Aware and Absorb
It was a grey, cold morning today. Temperature was at 38 degrees fahrenheit and it felt truly like a shift in season. Today is Monday. Have not been able to write, think, or find the light - it has been very dark for two weeks.
The conversations are all focused on peace. The news is all focused on conflict, violence. The tension between being aware of what is happening in our world; and being able to minimize having to absorb it all is real. A new survival skill when it comes to news: be aware, don't absorb. What comes to mind are all the people who are friends, suffering because of an absence of the capacity to sit in quiet, allow the great silence to reveal truth. There is only one truth - and it is not the partial truths we hear.
Such intensity of pain and harm naturally brings a desire to engage in action, more explanation, more grasping for information with the intent of becoming informed - more aware than what is already present. There may be something about being so aware that it shifts one's capacity to reach back to deep understanding about all that is happening.
The deep understanding can only happen when one is not caught up in all the frenetics both in virtual space and in communities that want to mobilize and "send a message". Those who are at ground zero are the most effective sources of information, and most are simply asking for help, for seeing the humanity that is being destroyed, and for peace. The only way back to affirming life is first - to get to peace.

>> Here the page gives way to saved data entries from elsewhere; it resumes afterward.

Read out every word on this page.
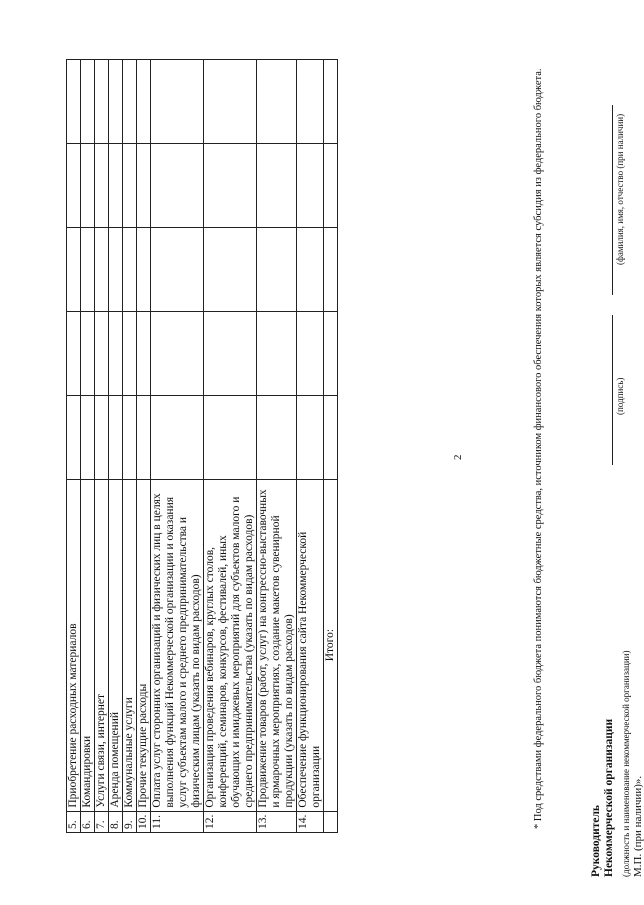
2
5.	Приобретение расходных материалов					
6.	Командировки					
7.	Услуги связи, интернет					
8.	Аренда помещений					
9.	Коммунальные услуги					
10.	Прочие текущие расходы					
11.	Оплата услуг сторонних организаций и физических лиц в целях выполнения функций Некоммерческой организации и оказания услуг субъектам малого и среднего предпринимательства и физическим лицам (указать по видам расходов)					
12.	Организация проведения вебинаров, круглых столов, конференций, семинаров, конкурсов, фестивалей, иных обучающих и имиджевых мероприятий для субъектов малого и среднего предпринимательства (указать по видам расходов)					
13.	Продвижение товаров (работ, услуг) на конгрессно-выставочных и ярмарочных мероприятиях, создание макетов сувенирной продукции (указать по видам расходов)					
14.	Обеспечение функционирования сайта Некоммерческой организации					
	Итого:						* Под средствами федерального бюджета понимаются бюджетные средства, источником финансового обеспечения которых является субсидия из федерального бюджета.
Руководитель Некоммерческой организации (должность и наименование некоммерческой организации)
(подпись)
(фамилия, имя, отчество (при наличии)
М.П. (при наличии)».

The calls for peace are everywhere – and this may be one reason why those who are in a position to bring this about, refuse. The refusal is not because there is a lack of understanding on their part for what is needed. Rather, it is in politics as it has (de)volved. It is in a desire to hold and cultivate more power, more "self" determination, and more personal security.

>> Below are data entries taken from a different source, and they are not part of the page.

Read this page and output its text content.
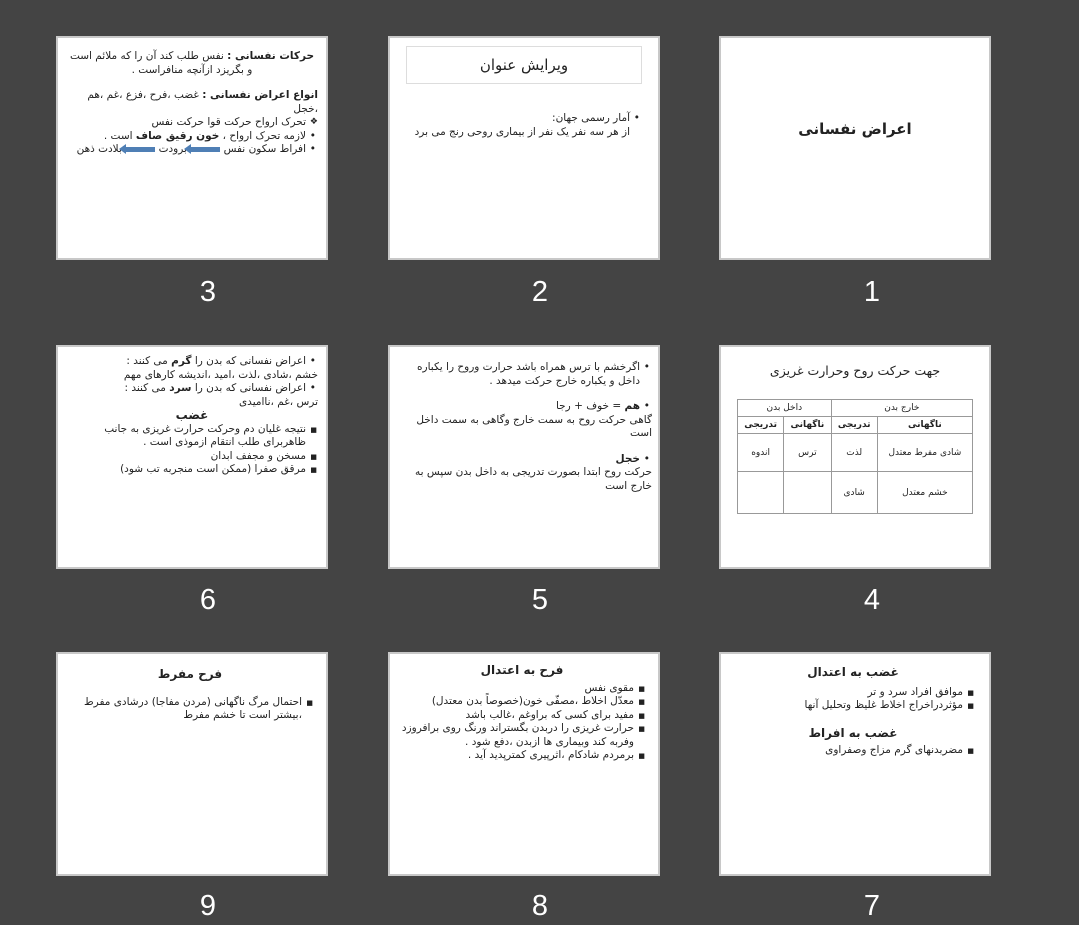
اعراض نفسانی
1
ویرایش عنوان
• آمار رسمی جهان:
از هر سه نفر یک نفر از بیماری روحی رنج می برد
2
حرکات نفسانی : نفس طلب کند آن را که ملائم است و بگریزد ازآنچه منافراست .
انواع اعراض نفسانی : غضب ،فرح ،فزع ،غم ،هم ،خجل
❖ تحرک ارواح حرکت قوا حرکت نفس
• لازمه تحرک ارواح ، خون رقیق صاف است .
• افراط سکون نفس  برودت  بلادت ذهن
3
جهت حرکت روح وحرارت غریزی
خارج بدن		داخل بدن	
ناگهانی	تدریجی	ناگهانی	تدریجی
شادی مفرط معتدل	لذت	ترس	اندوه
خشم معتدل	شادی		
4
• اگرخشم با ترس همراه باشد حرارت وروح را یکباره داخل و یکباره خارج حرکت میدهد .
• هم = خوف + رجا
گاهی حرکت روح به سمت خارج وگاهی به سمت داخل است
• خجل
حرکت روح ابتدا بصورت تدریجی به داخل بدن سپس به خارج است
5
• اعراض نفسانی که بدن را گرم می کنند :
خشم ،شادی ،لذت ،امید ،اندیشه کارهای مهم
• اعراض نفسانی که بدن را سرد می کنند :
ترس ،غم ،ناامیدی
غضب
■ نتیجه غلیان دم وحرکت حرارت غریزی به جانب ظاهربرای طلب انتقام ازموذی است .
■ مسخن و مجفف ابدان
■ مرقق صفرا (ممکن است منجربه تب شود)
6
غضب به اعتدال
■ موافق افراد سرد و تر
■ مؤثردراخراج اخلاط غلیظ وتحلیل آنها
غضب به افراط
■ مضربدنهای گرم مزاج وصفراوی
7
فرح به اعتدال
■ مقوی نفس
■ معدّل اخلاط ،مصفّی خون(خصوصاً بدن معتدل)
■ مفید برای کسی که براوغم ،غالب باشد
■ حرارت غریزی را دربدن بگستراند ورنگ روی برافروزد وفربه کند وبیماری ها ازبدن ،دفع شود .
■ برمردم شادکام ،اثرپیری کمترپدید آید .
8
فرح مفرط
■ احتمال مرگ ناگهانی (مردن مفاجا) درشادی مفرط ،بیشتر است تا خشم مفرط
9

In the meantime, those who are identified as being of one people or another - are feeling what is easily imagined: desperate, fearful, and even isolated as individuals who are asking for more understanding, more kindness toward the "other", and more acceptance of our inextricable interconnectedness. This is not a new message. It is that same message that great teachers have shared throughout all of time. The stories are the same; the players have changed. And it seems the new generation has only inherited the strategies that rely on distrust, division. This is sadness, manifest.
Looking to nature this day, seeing the trees in the forest going yellow, red, orange, and the next will be bare branches and a lot of dead foliage, everywhere. This is how things move through time/space. The cycles are well known to all.
Perhaps the lesson is that things die; then a new season is possible. This is the notion that comes forth on this day.